In 1987, after being petitioned by the National Women's History Project, Congress passed Pub. L. 100-9 which designated the month of March 1987 as Women’s History Month. Between 1988 and 1994, Congress passed additional resolutions requesting and authorizing the President to proclaim March of each year as Women’s History Month. Since 1988, U.S. presidents have issued annual proclamations designating the month of March as Women’s History Month.
November: Native American Heritage Month
What started at the turn of the century as an effort to gain a day of recognition for the significant contributions the first Americans made to the establishment and growth of the U.S., has resulted in a whole month being designated for that purpose.One of the very proponents of an American Indian Day was Dr. Arthur C. Parker, a Seneca Indian, who was the director of the Museum of Arts and Science in Rochester, N.Y. He persuaded the Boy Scouts of America to set aside a day for the “First Americans” and for three years they adopted such a day. In 1915, the annual Congress of the American Indian Association meeting in Lawrence, Kans., formally approved a plan concerning American Indian Day. It directed its president, Rev. Sherman Coolidge, an Arapahoe, to call upon the country to observe such a day. Coolidge issued a proclamation on Sept. 28, 1915, which declared the second Saturday of each May as an American Indian Day and contained the first formal appeal for recognition of Indians as citizens. The year before this proclamation was issued, Red Fox James, a Blackfoot Indian, rode horseback from state to state seeking approval for a day to honor Indians. On December 14, 1915, he presented the endorsements of 24 state governments at the White House. There is no record, however, of such a national day being proclaimed.
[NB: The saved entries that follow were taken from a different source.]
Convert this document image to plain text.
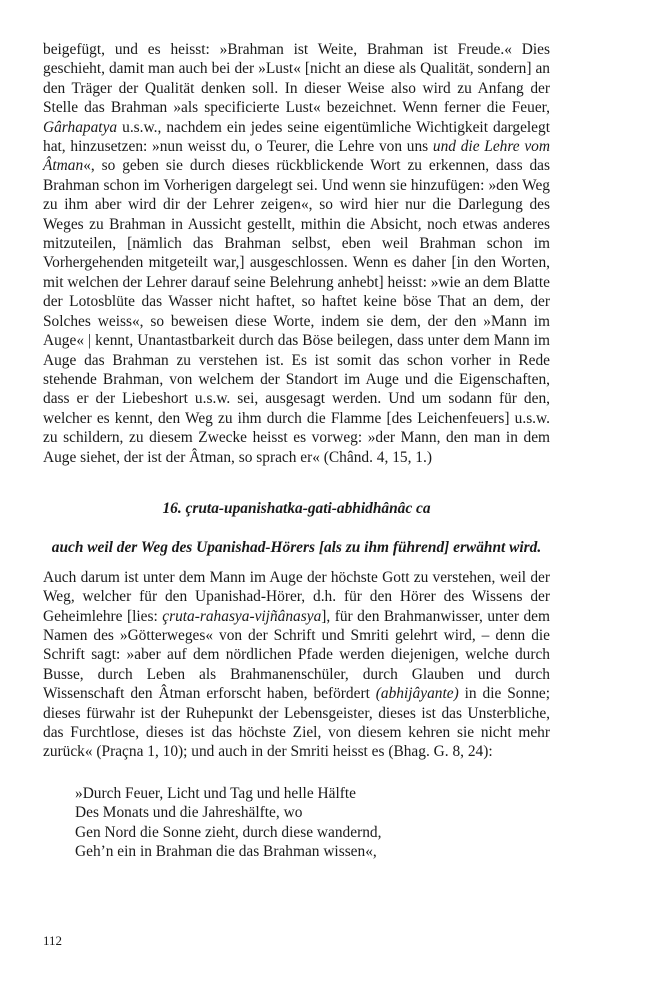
beigefügt, und es heisst: »Brahman ist Weite, Brahman ist Freude.« Dies geschieht, damit man auch bei der »Lust« [nicht an diese als Qualität, sondern] an den Träger der Qualität denken soll. In dieser Weise also wird zu Anfang der Stelle das Brahman »als specificierte Lust« bezeichnet. Wenn ferner die Feuer, Gârhapatya u.s.w., nachdem ein jedes seine eigentümliche Wichtigkeit dargelegt hat, hinzusetzen: »nun weisst du, o Teurer, die Lehre von uns und die Lehre vom Âtman«, so geben sie durch dieses rückblickende Wort zu erkennen, dass das Brahman schon im Vorherigen dargelegt sei. Und wenn sie hinzufügen: »den Weg zu ihm aber wird dir der Lehrer zeigen«, so wird hier nur die Darlegung des Weges zu Brahman in Aussicht gestellt, mithin die Absicht, noch etwas anderes mitzuteilen, [nämlich das Brahman selbst, eben weil Brahman schon im Vorhergehenden mitgeteilt war,] ausgeschlossen. Wenn es daher [in den Worten, mit welchen der Lehrer darauf seine Belehrung anhebt] heisst: »wie an dem Blatte der Lotosblüte das Wasser nicht haftet, so haftet keine böse That an dem, der Solches weiss«, so beweisen diese Worte, indem sie dem, der den »Mann im Auge« | kennt, Unantastbarkeit durch das Böse beilegen, dass unter dem Mann im Auge das Brahman zu verstehen ist. Es ist somit das schon vorher in Rede stehende Brahman, von welchem der Standort im Auge und die Eigenschaften, dass er der Liebeshort u.s.w. sei, ausgesagt werden. Und um sodann für den, welcher es kennt, den Weg zu ihm durch die Flamme [des Leichenfeuers] u.s.w. zu schildern, zu diesem Zwecke heisst es vorweg: »der Mann, den man in dem Auge siehet, der ist der Âtman, so sprach er« (Chând. 4, 15, 1.)

16. çruta-upanishatka-gati-abhidhânâc ca

auch weil der Weg des Upanishad-Hörers [als zu ihm führend] erwähnt wird.

Auch darum ist unter dem Mann im Auge der höchste Gott zu verstehen, weil der Weg, welcher für den Upanishad-Hörer, d.h. für den Hörer des Wissens der Geheimlehre [lies: çruta-rahasya-vijñânasya], für den Brahmanwisser, unter dem Namen des »Götterweges« von der Schrift und Smriti gelehrt wird, – denn die Schrift sagt: »aber auf dem nördlichen Pfade werden diejenigen, welche durch Busse, durch Leben als Brahmanenschüler, durch Glauben und durch Wissenschaft den Âtman erforscht haben, befördert (abhijâyante) in die Sonne; dieses fürwahr ist der Ruhepunkt der Lebensgeister, dieses ist das Unsterbliche, das Furchtlose, dieses ist das höchste Ziel, von diesem kehren sie nicht mehr zurück« (Praçna 1, 10); und auch in der Smriti heisst es (Bhag. G. 8, 24):

»Durch Feuer, Licht und Tag und helle Hälfte
Des Monats und die Jahreshälfte, wo
Gen Nord die Sonne zieht, durch diese wandernd,
Geh’n ein in Brahman die das Brahman wissen«,
112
The first American Indian Day in a state was declared on the second Saturday in May 1916 by the governor of New York. Several states celebrate the fourth Friday in September. In Illinois, for example, legislators enacted such a day in 1919. Presently, several states have designated Columbus Day as Native American Day, but it continues to be a day we observe without any recognition as a national legal holiday. In 1990 President George H. W. Bush approved a joint resolution designating November 1990 “National American Indian Heritage Month.” Similar proclamations, under variants on the name (including “Native American Heritage Month” and “National American Indian and Alaska Native Heritage Month”) have been issued each year since 1994.